When I got the call June 2 that I would be able to ride in a Mitchell B-25 bomber, you can bet I was heading to the airport! With my love of adventure and not passing up new experiences, it was a no-brainer. What I didn’t prepare for was the magnitude of the experience.

Upon arrival they make you sign your life away, and if you aren’t right with Jesus, you definitely get in a little praying. Ha!

I will paraphrase the release:

This plane is an antique, built in the 1940s and very hazardous to fly in. There is no guarantee you won’t die, so please sign this form and don’t sue us, but have fun!

So, I did what any other red-blooded American would do. I signed the form and jumped on the plane… 'MURICA!

You get in there and it literally is a living, breathing museum. It is hot like an oven. The plane is widest in the front, large enough for two people, and narrows down to one person width in the back. After the safety briefing, we took off.

Once we got a little altitude, crew members told me and the other passenger, Suzanne, that it was safe to get up and we could move around. First place I went is into the tail.

There is a gunner area back there that has a near panoramic window. Since the plane narrows substantially, it is only accessible by crawling into the tail where you wiggle up and pop up into the gunner area. If you hit a little turbulence on the way back there it is really fun…seriously, it was fun.

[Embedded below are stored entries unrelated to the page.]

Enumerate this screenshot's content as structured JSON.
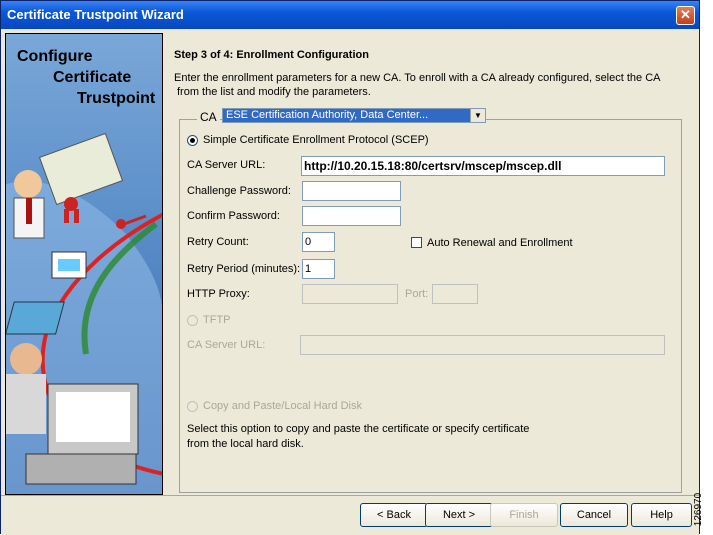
{
  "window": {
    "title": "Certificate Trustpoint Wizard"
  },
  "sidebar": {
    "line1": "Configure",
    "line2": "Certificate",
    "line3": "Trustpoint"
  },
  "step": {
    "title": "Step 3 of 4: Enrollment Configuration",
    "desc1": "Enter the enrollment parameters for a new CA. To enroll with a CA already configured, select the CA",
    "desc2": "from the list and modify the parameters."
  },
  "ca": {
    "label": "CA",
    "selected": "ESE Certification Authority, Data Center..."
  },
  "scep": {
    "label": "Simple Certificate Enrollment Protocol (SCEP)",
    "server_url_label": "CA Server URL:",
    "server_url": "http://10.20.15.18:80/certsrv/mscep/mscep.dll",
    "challenge_label": "Challenge Password:",
    "confirm_label": "Confirm Password:",
    "retry_count_label": "Retry Count:",
    "retry_count": "0",
    "auto_renewal_label": "Auto Renewal and Enrollment",
    "retry_period_label": "Retry Period (minutes):",
    "retry_period": "1",
    "proxy_label": "HTTP Proxy:",
    "port_label": "Port:"
  },
  "tftp": {
    "label": "TFTP",
    "server_url_label": "CA Server URL:"
  },
  "copy": {
    "label": "Copy and Paste/Local Hard Disk",
    "desc1": "Select this option to copy and paste the certificate or specify certificate",
    "desc2": "from the local hard disk."
  },
  "buttons": {
    "back": "< Back",
    "next": "Next >",
    "finish": "Finish",
    "cancel": "Cancel",
    "help": "Help"
  },
  "figure_id": "126970"
}
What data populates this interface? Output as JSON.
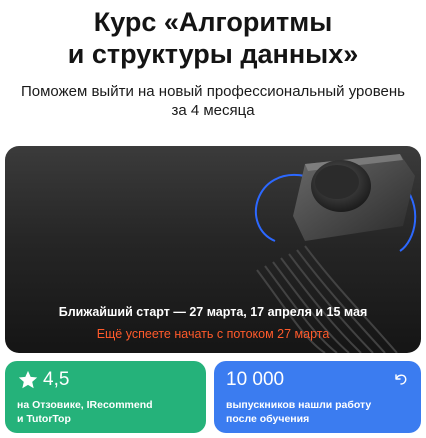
{
  "header": {
    "title_line1": "Курс «Алгоритмы",
    "title_line2": "и структуры данных»",
    "subtitle_line1": "Поможем выйти на новый профессиональный уровень",
    "subtitle_line2": "за 4 месяца"
  },
  "hero": {
    "start_text": "Ближайший старт — 27 марта, 17 апреля и 15 мая",
    "cta_text": "Ещё успеете начать с потоком 27 марта",
    "cta_color": "#ff5a2b"
  },
  "cards": {
    "rating": {
      "icon": "star-icon",
      "value": "4,5",
      "line1": "на Отзовике, IRecommend",
      "line2": "и TutorTop",
      "color": "#25b27a"
    },
    "graduates": {
      "icon": "undo-icon",
      "value": "10 000",
      "line1": "выпускников нашли работу",
      "line2": "после обучения",
      "color": "#3b7cf0"
    }
  }
}
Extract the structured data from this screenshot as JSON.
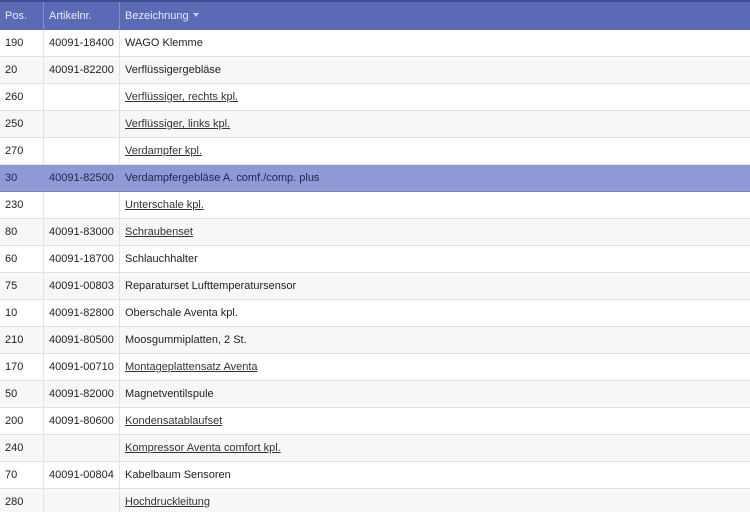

My, oh my, is all I can say. I popped up in that hole and my breath caught in my chest. It was breathtaking and a tear came to my eye. Absolutely killer views and the best seat in the house. I didn’t want to leave, but another passenger was eagerly awaiting her turn. To exit the gunner area, you drop off of the stool and crawl backwards. When I did we caught an air pocket and I felt my stomach fly for a minute. It was awesome.

As if that wasn’t enough, you start thinking about who else sat or crawled there. I pictured handsome and brave 18 and 19 year-old guys rushing around preparing to fight for their lives and defend our freedom.

Their trip was not for fun, they were answering the country’s call. Were they scared? Did they make it home?

The B-25 in particular was made famous in the Dolittle Raids over Tokyo. Which was a very daring mission, a video link will be posted online to learn more about it.

Yes, it was like a time machine more than a plane. The “great generation” flew in these birds. Those that fought in WWII had also grown up during the Great Depression. They lived through the Spanish flu, and many other huge historical events. They lived their life and did what they had to do.

People had to grow up faster then. Instead of worrying about having the latest iPhone, they were worried about the crops getting rain, Hitler invading the world and killing millions, their friends in Pearl Harbor, and so many other big things.

Today, we have some heavy things we are dealing with, but unlike them, many in our society do not seem equipped. We do not get a participation trophy for living life. You either survive or thrive, we are supposed to aim for the latter. Life, Liberty and the pursuit of happiness, that is the American dream.

They knew something we have forgotten. When engaged in a battle, some enemies attempt to divide and therefore weaken their opponents. They stood as one unit, the entire nation worked together knowing, united we stand, divided we fall.

I continued to move throughout the plane crawling and dodging obstacles. As we flew I saw the other warbirds outside the window, such as Hell Diver, the only one left flying, flying in pattern with us. We were flying as one unit. Like the Bible says, in one mind and one accord. That is when the magic happens.

It was an awe inspiring experience. I settled back in my seat, buckled up and looked out of the window past the machine gun, feeling blessed.

History, even the parts we do not like have to be preserved. The Holocaust Museum in Dallas is a very sad place to visit. It is not there to make us feel good. It is there so we never forget, and therefore never repeat it. Preserving and knowing history is more important now than ever.

I’m glad I took the chance to fly in that bird, to live and breathe in history, and so thankful for those that made the efforts to share it with me in such an amazing way.

Will we handle our times with such grace and bravery?